Myanmar’s junta said on Monday it would release more than 3,000 prisoners to mark the Buddhist New Year, without specifying whether those jailed in its bloody crackdown on dissent would be freed.
The military has arrested thousands since its coup more than two years ago that plunged the country into turmoil and sparked widespread clashes with anti-coup fighters.
Junta chief Min Aung Hlaing “pardoned 3,015 prisoners… to mark Myanmar New Year, for the peaceful mind of the people and on humanitarian grounds,” the junta’s information team said in a statement.
Those who re-offend would have to serve the remainder of their sentence with an additional penalty, the statement said.
It did not say whether anti-junta protesters or journalists jailed covering the coup will be among those freed.
Shortly after its coup, the junta released around 23,000 prisoners, with some rights groups at the time fearing the move was to free up space for opponents of the military as well as to cause chaos in communities.
The country typically grants an amnesty to thousands of prisoners to mark its traditional Buddhist New Year holiday – which in previous years have been joyous affairs with city-wide water fights.
But this year streets in many major cities were silent in boycott after a military airstrike on a village in a resistance hotspot that media and locals said killed more than 170 people.
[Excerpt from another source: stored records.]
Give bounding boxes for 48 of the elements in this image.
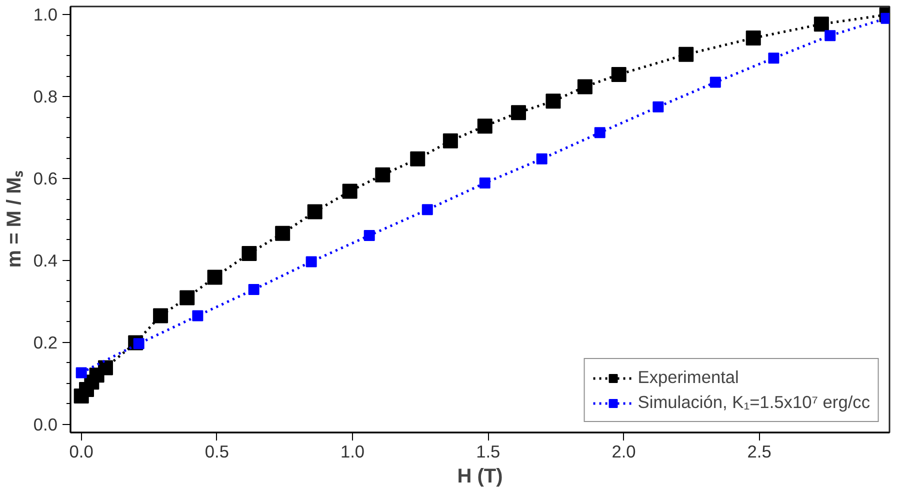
point (422, 204, 433, 216)
point (611, 66, 626, 82)
point (307, 204, 322, 220)
y-tick-label: 0.4 (33, 250, 58, 270)
point (511, 105, 526, 120)
point (242, 246, 257, 261)
point (594, 127, 606, 138)
y-tick-label: 0.2 (33, 332, 58, 352)
legend-label: Experimental (638, 367, 739, 388)
point (442, 133, 458, 148)
point (479, 178, 490, 189)
x-axis-title: H (T) (457, 466, 503, 488)
point (364, 230, 375, 241)
point (207, 270, 222, 285)
point (98, 360, 113, 376)
point (824, 30, 836, 42)
point (814, 16, 829, 32)
point (342, 184, 358, 199)
point (306, 256, 317, 268)
legend-label: Simulación, K₁=1.5x10⁷ erg/cc (638, 392, 870, 413)
point (768, 52, 780, 64)
x-tick-label: 1.5 (476, 442, 500, 462)
x-tick-label: 1.0 (340, 442, 365, 462)
point (746, 30, 761, 46)
point (375, 167, 390, 182)
y-tick-label: 0.6 (33, 168, 58, 189)
point (76, 367, 87, 378)
x-tick-label: 0.5 (204, 442, 229, 462)
point (477, 118, 492, 134)
y-tick-label: 0.0 (33, 414, 58, 434)
point (180, 290, 195, 306)
point (577, 79, 592, 94)
point (678, 46, 694, 62)
point (536, 153, 548, 164)
point (275, 226, 290, 241)
x-tick-label: 0.0 (69, 442, 94, 462)
point (153, 308, 168, 324)
point (652, 101, 664, 112)
point (192, 310, 204, 322)
y-tick-label: 1.0 (33, 4, 58, 25)
x-tick-label: 2.0 (612, 442, 636, 462)
x-tick-label: 2.5 (747, 442, 772, 462)
point (546, 94, 561, 109)
y-axis-title: m = M / Mₛ (3, 170, 26, 268)
point (248, 284, 260, 296)
point (710, 76, 721, 88)
point (410, 151, 426, 166)
y-tick-label: 0.8 (33, 86, 58, 107)
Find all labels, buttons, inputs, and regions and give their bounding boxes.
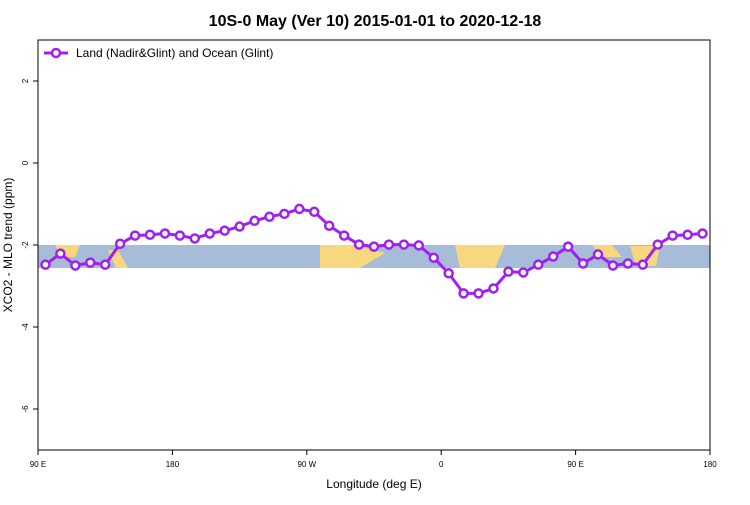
y-tick-label: 0	[21, 160, 30, 165]
y-axis-label: XCO2 - MLO trend (ppm)	[1, 178, 15, 313]
data-point	[547, 251, 559, 262]
y-tick-label: -4	[21, 323, 30, 331]
data-point	[682, 229, 693, 240]
x-axis-label: Longitude (deg E)	[326, 477, 421, 491]
data-point	[114, 238, 126, 250]
data-point	[99, 259, 111, 270]
y-tick-label: -6	[21, 405, 30, 413]
data-point	[562, 241, 574, 252]
data-point	[503, 266, 514, 277]
data-point	[637, 259, 649, 270]
data-point	[279, 208, 290, 220]
data-point	[338, 230, 350, 241]
data-point	[652, 239, 663, 250]
data-point	[592, 249, 604, 260]
data-point	[443, 268, 454, 279]
data-point	[40, 259, 51, 270]
data-point	[577, 258, 589, 269]
data-point	[204, 228, 215, 239]
data-point	[294, 203, 305, 215]
x-tick-label: 180	[703, 460, 717, 469]
x-tick-label: 0	[439, 460, 444, 469]
data-point	[249, 215, 260, 227]
data-point	[622, 258, 634, 269]
data-point	[159, 228, 171, 239]
y-tick-label: -2	[21, 241, 30, 249]
data-point	[607, 260, 619, 271]
data-point	[264, 211, 275, 222]
data-point	[533, 259, 544, 270]
data-point	[518, 267, 529, 278]
y-tick-label: 2	[21, 78, 30, 83]
x-tick-label: 90 E	[567, 460, 583, 469]
data-point	[189, 233, 201, 244]
data-point	[55, 248, 66, 259]
legend-marker	[50, 47, 62, 59]
data-point	[234, 221, 245, 232]
data-point	[697, 228, 708, 239]
data-point	[129, 230, 141, 241]
data-point	[353, 239, 365, 250]
data-point	[398, 239, 410, 250]
data-point	[488, 283, 499, 294]
data-point	[85, 257, 96, 268]
legend-label: Land (Nadir&Glint) and Ocean (Glint)	[76, 46, 273, 60]
x-tick-label: 90 E	[30, 460, 46, 469]
data-point	[413, 240, 425, 251]
data-point	[368, 241, 380, 252]
data-point	[174, 230, 186, 241]
data-point	[667, 230, 678, 241]
data-point	[458, 288, 469, 299]
data-point	[309, 206, 320, 218]
data-point	[473, 288, 484, 299]
data-point	[428, 252, 439, 263]
data-point	[144, 229, 156, 240]
x-tick-label: 180	[166, 460, 180, 469]
data-point	[219, 225, 230, 236]
data-point	[323, 220, 335, 231]
chart-title: 10S-0 May (Ver 10) 2015-01-01 to 2020-12…	[209, 13, 542, 30]
data-point	[383, 239, 395, 250]
x-tick-label: 90 W	[297, 460, 316, 469]
data-point	[70, 260, 81, 271]
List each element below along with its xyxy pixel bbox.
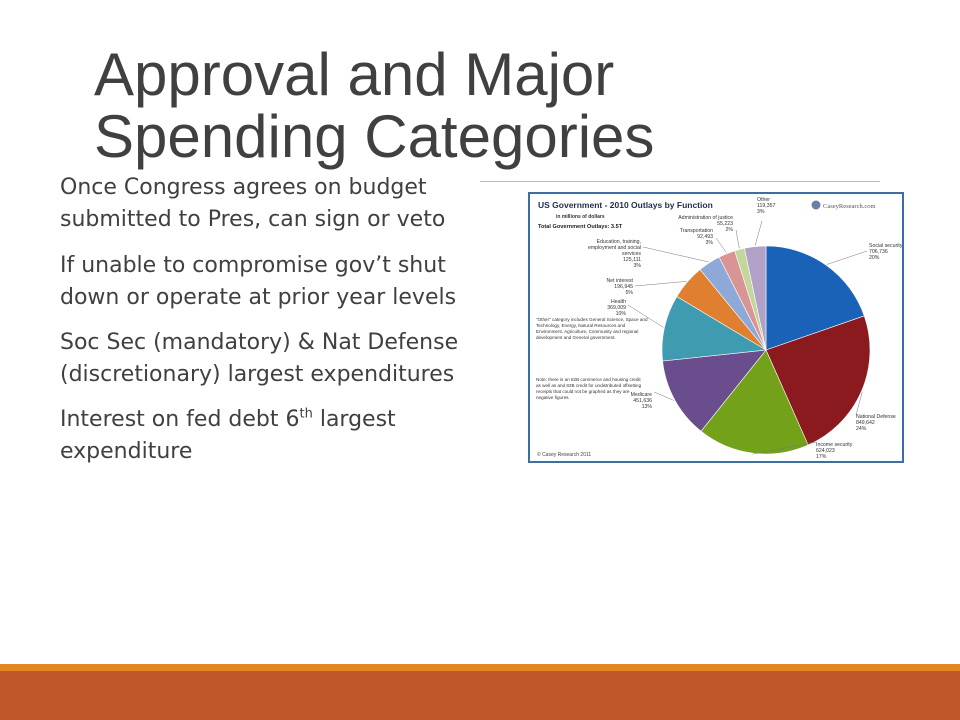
chart-title: US Government - 2010 Outlays by Function	[538, 200, 713, 210]
slice-label: Other 119,357 3%	[757, 197, 775, 215]
leader-line	[855, 391, 863, 416]
leader-line	[627, 304, 664, 328]
casey-logo: CaseyResearch.com	[811, 200, 876, 210]
logo-text: CaseyResearch.com	[823, 203, 876, 210]
leader-line	[715, 237, 727, 253]
slice-label: National Defense 849,642 24%	[856, 414, 896, 432]
slice-label: Transportation 92,493 3%	[680, 228, 714, 246]
chart-total-label: Total Government Outlays: 3.5T	[538, 224, 623, 230]
slice-label: Net interest 196,945 5%	[606, 278, 633, 296]
slide-title-line-2: Spending Categories	[94, 103, 655, 170]
footer-band	[0, 671, 960, 720]
title-divider	[480, 181, 880, 182]
slice-label: Income security 624,023 17%	[816, 442, 853, 460]
chart-subtitle: in millions of dollars	[556, 214, 605, 220]
pie-slice-social-security	[765, 245, 865, 351]
slice-label: Social security 706,736 20%	[869, 243, 902, 261]
bullet-budget-approval: Once Congress agrees on budget submitted…	[60, 175, 446, 232]
leader-line	[642, 246, 709, 263]
pie-slice-national-defense	[765, 315, 871, 446]
bullet-interest: Interest on fed debt 6th largest expendi…	[60, 404, 500, 468]
pie-slice-medicare	[662, 349, 767, 432]
chart-note-other: "Other" category includes General Scienc…	[536, 317, 648, 340]
leader-line	[754, 220, 763, 246]
chart-copyright: © Casey Research 2011	[537, 451, 591, 458]
bullet-list: Once Congress agrees on budget submitted…	[60, 172, 500, 481]
pie-slices	[661, 245, 871, 455]
pie-leader-lines	[627, 220, 868, 455]
note-commerce-wrapper: Note: there is an 82B commerce and housi…	[536, 377, 642, 400]
chart-note-commerce: Note: there is an 82B commerce and housi…	[536, 377, 642, 400]
pie-slice-income-security	[700, 349, 809, 455]
slice-label: Education, training, employment and socia…	[588, 239, 641, 269]
outlays-chart: US Government - 2010 Outlays by Function…	[528, 192, 904, 463]
bullet-shutdown: If unable to compromise gov’t shut down …	[60, 253, 457, 310]
leader-line	[653, 391, 675, 401]
leader-line	[735, 229, 740, 249]
slice-label: Administration of justice 55,223 2%	[678, 215, 733, 233]
pie-slice-other	[744, 245, 767, 351]
slice-label: Health 369,009 10%	[607, 299, 626, 317]
slice-label: Medicare 451,636 13%	[631, 392, 653, 410]
leader-line	[752, 441, 817, 455]
leader-line	[634, 281, 687, 287]
bullet-interest-text: Interest on fed debt 6	[60, 407, 300, 432]
note-other-wrapper: "Other" category includes General Scienc…	[536, 317, 648, 340]
bullet-largest-expenditures: Soc Sec (mandatory) & Nat Defense (discr…	[60, 330, 459, 387]
slide-title: Approval and Major Spending Categories	[94, 44, 894, 168]
leader-line	[826, 250, 868, 265]
pie-chart-svg: US Government - 2010 Outlays by Function…	[536, 197, 902, 460]
bullet-interest-text-end: largest expenditure	[60, 407, 396, 464]
pie-labels: Social security 706,736 20% National Defens…	[588, 197, 902, 460]
footer-accent-stripe	[0, 664, 960, 671]
slide-title-line-1: Approval and Major	[94, 41, 615, 108]
bullet-interest-superscript: th	[299, 406, 313, 422]
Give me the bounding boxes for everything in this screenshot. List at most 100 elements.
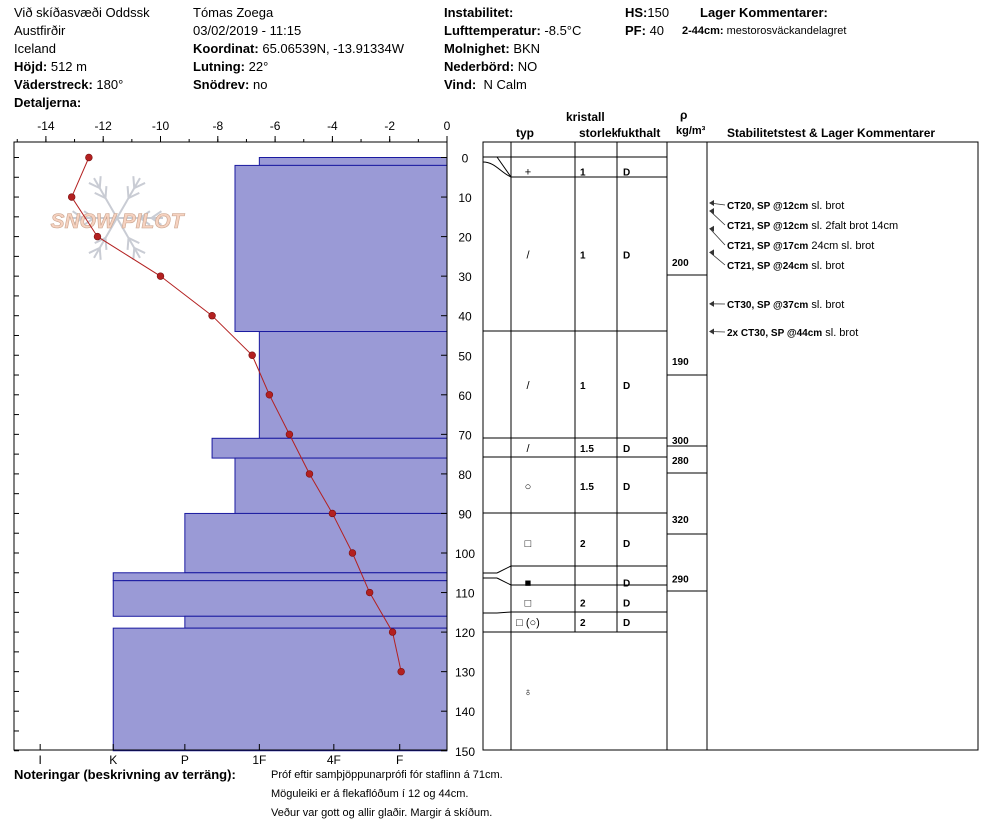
depth-tick-label: 60 xyxy=(458,389,472,403)
hardness-bar xyxy=(112,572,448,582)
temp-tick-label: -10 xyxy=(152,119,170,133)
arrow-head-icon xyxy=(709,225,714,232)
profile-frame xyxy=(13,141,448,751)
col-stability: Stabilitetstest & Lager Kommentarer xyxy=(727,126,936,140)
col-size: storlek xyxy=(579,126,617,140)
temperature-point xyxy=(93,232,102,241)
grain-size: 1 xyxy=(580,250,586,261)
slope: Lutning: 22° xyxy=(193,59,269,74)
hardness-tick-label: I xyxy=(38,753,41,767)
temperature-point xyxy=(285,430,294,439)
snowflake-branch xyxy=(150,210,162,219)
grain-size: 1.5 xyxy=(580,444,594,455)
test-arrow xyxy=(709,228,726,246)
grain-size: 1.5 xyxy=(580,482,594,493)
layer-connector xyxy=(496,577,512,586)
depth-tick-label: 0 xyxy=(462,152,469,166)
stability-test: CT21, SP @12cm sl. 2falt brot 14cm xyxy=(727,220,898,232)
hardness-bar xyxy=(184,615,448,629)
datetime: 03/02/2019 - 11:15 xyxy=(193,23,302,38)
grain-type-symbol: / xyxy=(526,443,530,455)
temperature-point xyxy=(348,549,357,557)
stability-test: CT21, SP @17cm 24cm sl. brot xyxy=(727,240,874,252)
moisture: D xyxy=(623,598,630,609)
temperature-point xyxy=(328,509,337,518)
col-moisture: fukthalt xyxy=(617,126,661,140)
watermark-text: SNOW PILOT xyxy=(51,210,186,233)
hardness-tick-label: F xyxy=(396,753,403,767)
temp-tick-label: -12 xyxy=(95,119,113,133)
hs: HS:150 xyxy=(625,5,670,20)
hardness-bar xyxy=(112,627,448,752)
stability-test: CT21, SP @24cm sl. brot xyxy=(727,260,844,272)
snowflake-branch xyxy=(150,217,162,226)
hardness-bar xyxy=(112,580,448,617)
grain-size: 1 xyxy=(580,167,586,178)
moisture: D xyxy=(623,167,630,178)
arrow-head-icon xyxy=(709,328,714,335)
density-value: 190 xyxy=(672,357,689,368)
snowflake-branch xyxy=(72,217,84,226)
location-region: Austfirðir xyxy=(14,23,66,38)
grain-size: 2 xyxy=(580,618,586,629)
snowflake-branch xyxy=(104,237,108,250)
grain-type-symbol: ♁ xyxy=(524,686,532,698)
depth-tick-label: 150 xyxy=(455,745,475,759)
grain-type-symbol: □ xyxy=(525,538,532,550)
arrow-head-icon xyxy=(709,199,714,206)
notes-line: Veður var gott og allir glaðir. Margir á… xyxy=(271,807,493,819)
grain-type-symbol: □ (○) xyxy=(516,617,540,629)
snowflake-branch xyxy=(94,191,106,199)
depth-tick-label: 110 xyxy=(455,587,474,601)
temp-tick-label: -6 xyxy=(270,119,281,133)
density-value: 300 xyxy=(672,436,689,447)
depth-tick-label: 140 xyxy=(455,705,475,719)
location-name: Við skíðasvæði Oddssk xyxy=(14,5,150,20)
density-value: 280 xyxy=(672,456,689,467)
temperature-point xyxy=(85,153,93,162)
hardness-tick-label: K xyxy=(109,753,117,767)
depth-tick-label: 10 xyxy=(458,191,472,205)
depth-tick-label: 90 xyxy=(458,507,472,521)
wind: Vind: N Calm xyxy=(444,77,527,92)
grain-type-symbol: / xyxy=(526,380,530,392)
density-value: 290 xyxy=(672,575,689,586)
snowflake-branch xyxy=(139,210,151,219)
moisture: D xyxy=(623,250,630,261)
snowflake-branch xyxy=(98,176,102,189)
depth-tick-label: 120 xyxy=(455,626,475,640)
layer-connector xyxy=(496,156,512,178)
depth-tick-label: 130 xyxy=(455,666,475,680)
snowflake-icon xyxy=(71,176,163,260)
snowflake-branch xyxy=(133,182,146,190)
precipitation: Nederbörd: NO xyxy=(444,59,538,74)
details-label: Detaljerna: xyxy=(14,95,82,110)
hardness-tick-label: 4F xyxy=(327,753,341,767)
col-rho: ρ xyxy=(680,108,688,122)
temp-tick-label: -8 xyxy=(212,119,223,133)
hardness-tick-label: 1F xyxy=(252,753,266,767)
moisture: D xyxy=(623,618,630,629)
location-country: Iceland xyxy=(14,41,56,56)
stability-test: CT30, SP @37cm sl. brot xyxy=(727,299,844,311)
arrow-head-icon xyxy=(709,207,714,214)
temperature-point xyxy=(156,272,165,280)
temperature-point xyxy=(397,667,405,676)
temp-tick-label: -14 xyxy=(37,119,55,133)
observer: Tómas Zoega xyxy=(193,5,274,20)
notes-line: Próf eftir samþjöppunarprófi fór staflin… xyxy=(271,769,503,781)
moisture: D xyxy=(623,579,630,590)
notes-label: Noteringar (beskrivning av terräng): xyxy=(14,767,236,782)
grain-type-symbol: ○ xyxy=(525,481,532,493)
moisture: D xyxy=(623,539,630,550)
snowflake-branch xyxy=(72,210,84,219)
snowflake-branch xyxy=(88,182,101,190)
snowflake-branch xyxy=(83,217,95,226)
coordinates: Koordinat: 65.06539N, -13.91334W xyxy=(193,41,404,56)
moisture: D xyxy=(623,381,630,392)
notes-line: Möguleiki er á flekaflóðum í 12 og 44cm. xyxy=(271,788,469,800)
air-temperature: Lufttemperatur: -8.5°C xyxy=(444,23,582,38)
snowflake-branch xyxy=(98,247,102,260)
temperature-point xyxy=(248,351,256,359)
depth-tick-label: 100 xyxy=(455,547,475,561)
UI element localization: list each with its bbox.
More than 21,000 people have been arrested since the military ousted Aung San Suu Kyi’s government in February 2021, according to a local monitoring group.
Suu Kyi has been detained since the early hours of the coup.
In December, the junta wrapped up a series of closed-court trials of the 77-year-old Nobel laureate, jailing her for a total of 33 years in a process rights groups have condemned as a sham.
At least 170 journalists have been arrested since the putsch, according to the United Nations.